La questione della cessione di fabbricati da demolire, dal 2008 fiscalmente considerata cessione di area piuttosto che cessione di immobile, era finalmente giunta al vaglio della Corte di Cassazione, nel 2014. Infatti con la sentenza n. 4150 del 21 febbraio 2014, la Cassazione si è espressa a favore del contribuente, orientamento poi confermato anche dalla successiva sentenza n. 15629 del 9 luglio 2014. E’ stata anche subito presentata una nuova interrogazione parlamentare, la n. 5-03220 del 15 luglio 2014, la quarta sul tema, che però non ha fornito una soddisfacente risposta 1.

La Cassazione era anche intervenuta, in ambito di imposta di registro; con la sentenza n. 24799 del 21 novembre 2014 aveva confermato la possibilità per l’Amministrazione Finanziaria di riqualificare, ai fini dell’imposta di registro, l’atto di cessione di immobile da demolire in cessione di area edificabile, qualora ne sussistano i presupposti ex art. 20 del D.P.R. n. 131/1986 (possibilità che ai fini IVA è invece sempre stata negata dalla stessa Amministrazione Finanziaria).

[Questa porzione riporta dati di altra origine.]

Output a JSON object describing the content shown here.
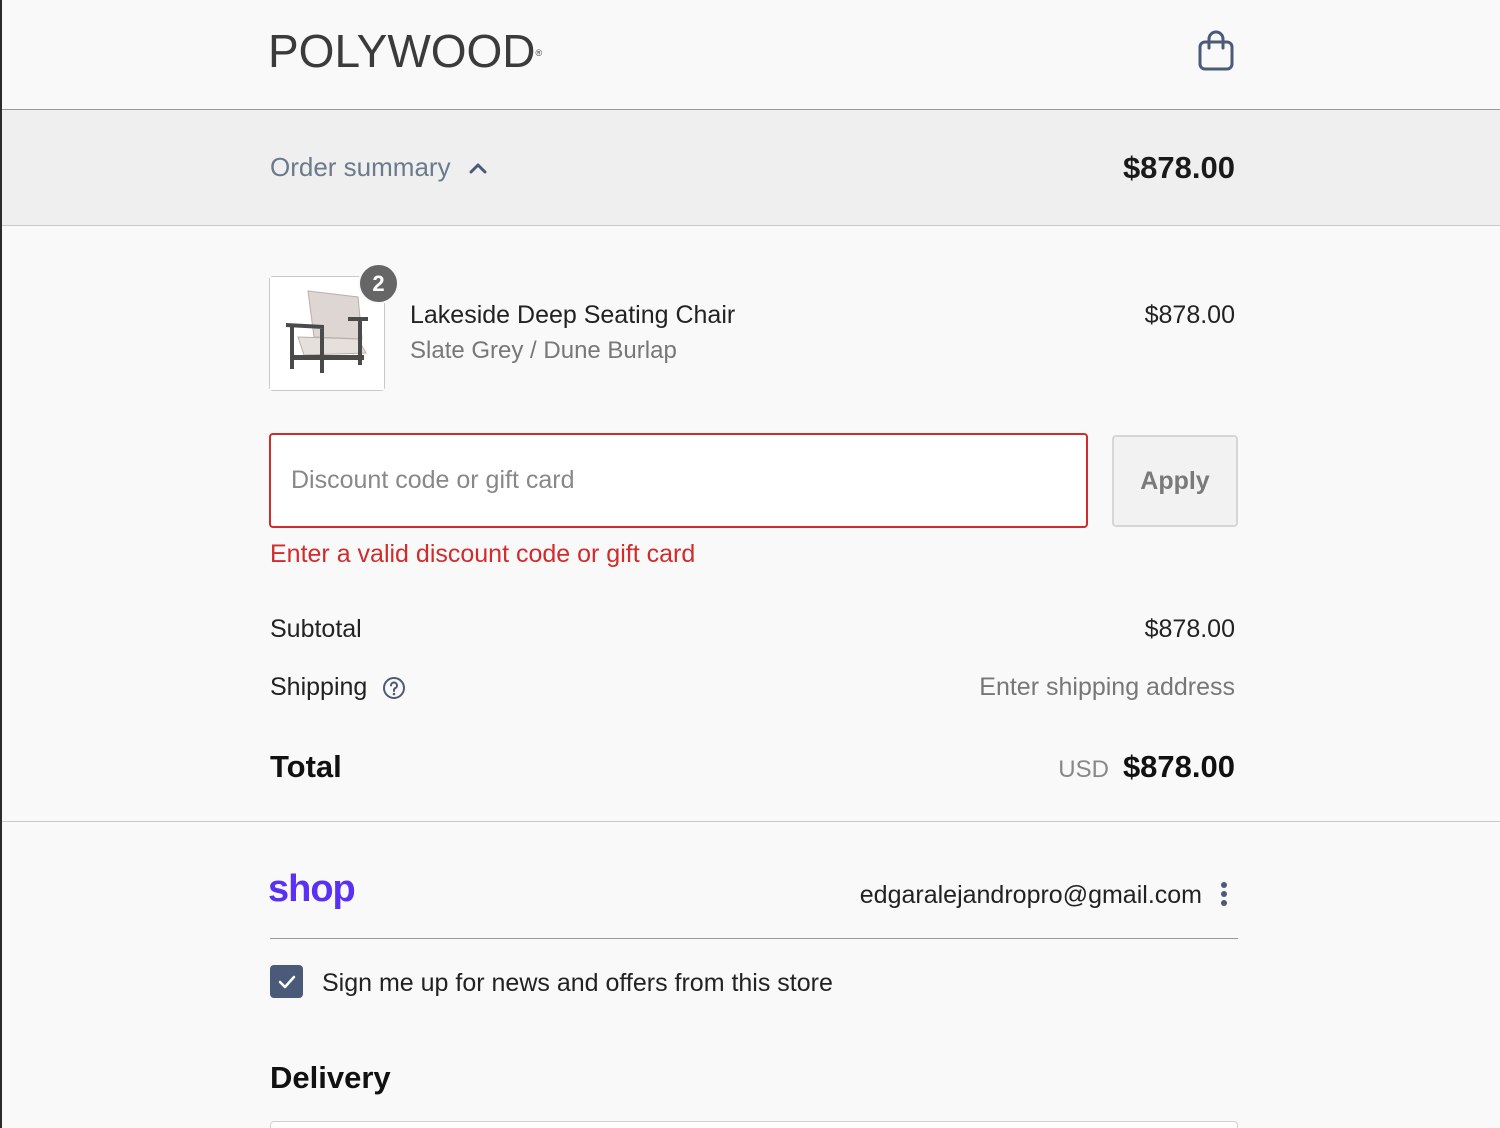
{
  "header": {
    "brand": "POLYWOOD",
    "brand_mark": "®",
    "cart_icon": "shopping-bag-icon"
  },
  "order_summary": {
    "toggle_label": "Order summary",
    "toggle_icon": "chevron-up-icon",
    "total": "$878.00"
  },
  "line_item": {
    "quantity": "2",
    "name": "Lakeside Deep Seating Chair",
    "variant": "Slate Grey / Dune Burlap",
    "price": "$878.00",
    "image_icon": "chair-image"
  },
  "discount": {
    "placeholder": "Discount code or gift card",
    "value": "",
    "apply_label": "Apply",
    "error": "Enter a valid discount code or gift card",
    "error_color": "#d12b2b"
  },
  "totals": {
    "subtotal_label": "Subtotal",
    "subtotal_value": "$878.00",
    "shipping_label": "Shipping",
    "shipping_value": "Enter shipping address",
    "shipping_help_icon": "question-circle-icon",
    "total_label": "Total",
    "currency": "USD",
    "total_value": "$878.00"
  },
  "shop_pay": {
    "logo": "shop",
    "logo_color": "#5a31f4",
    "email": "edgaralejandropro@gmail.com",
    "menu_icon": "more-vertical-icon"
  },
  "newsletter": {
    "checked": true,
    "label": "Sign me up for news and offers from this store"
  },
  "delivery": {
    "heading": "Delivery"
  }
}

La successiva recente sentenza del 13 giugno 2016 (la n. 12062) ha confermato la tesi. Infine, nell’ambito delle imposte dirette, abbiamo la sentenza di Cassazione n. 16983 del 19 agosto 2015 la quale, senza fare alcun riferimento alle due precedenti sentenze del 2014, contraria, sposa la tesi dell’Amministrazione Finanziaria. Ma il caso era particolare. La questione non pare comunque definita, e la riprova ne è data dal copioso contenzioso in essere.

2 – Il caso

Trattiamo una questione che si verifica frequentemente, nella pratica:

la vendita di un fabbricato da demolire.

Si tratta di un’operazione non sempre facile da inquadrare, sotto l’aspetto tributario, quando il venditore è un privato.

Ai fini delle imposte indirette, abbastanza pacificamente si ritiene trattarsi di cessione di fabbricato, come in realtà è, e quindi non si pongono problemi particolari. Si applicano, dal 1° gennaio 2014, l’imposta di registro nella misura del 2% in caso il trasferimento abbia ad oggetto la prima casa (escluse quelle rientranti nelle categorie catastali A1, A8 e A9), ovvero del 9% in tutti gli altri casi, con imposte ipotecarie e catastali nella misura fissa di € 50,00 ciascuna2.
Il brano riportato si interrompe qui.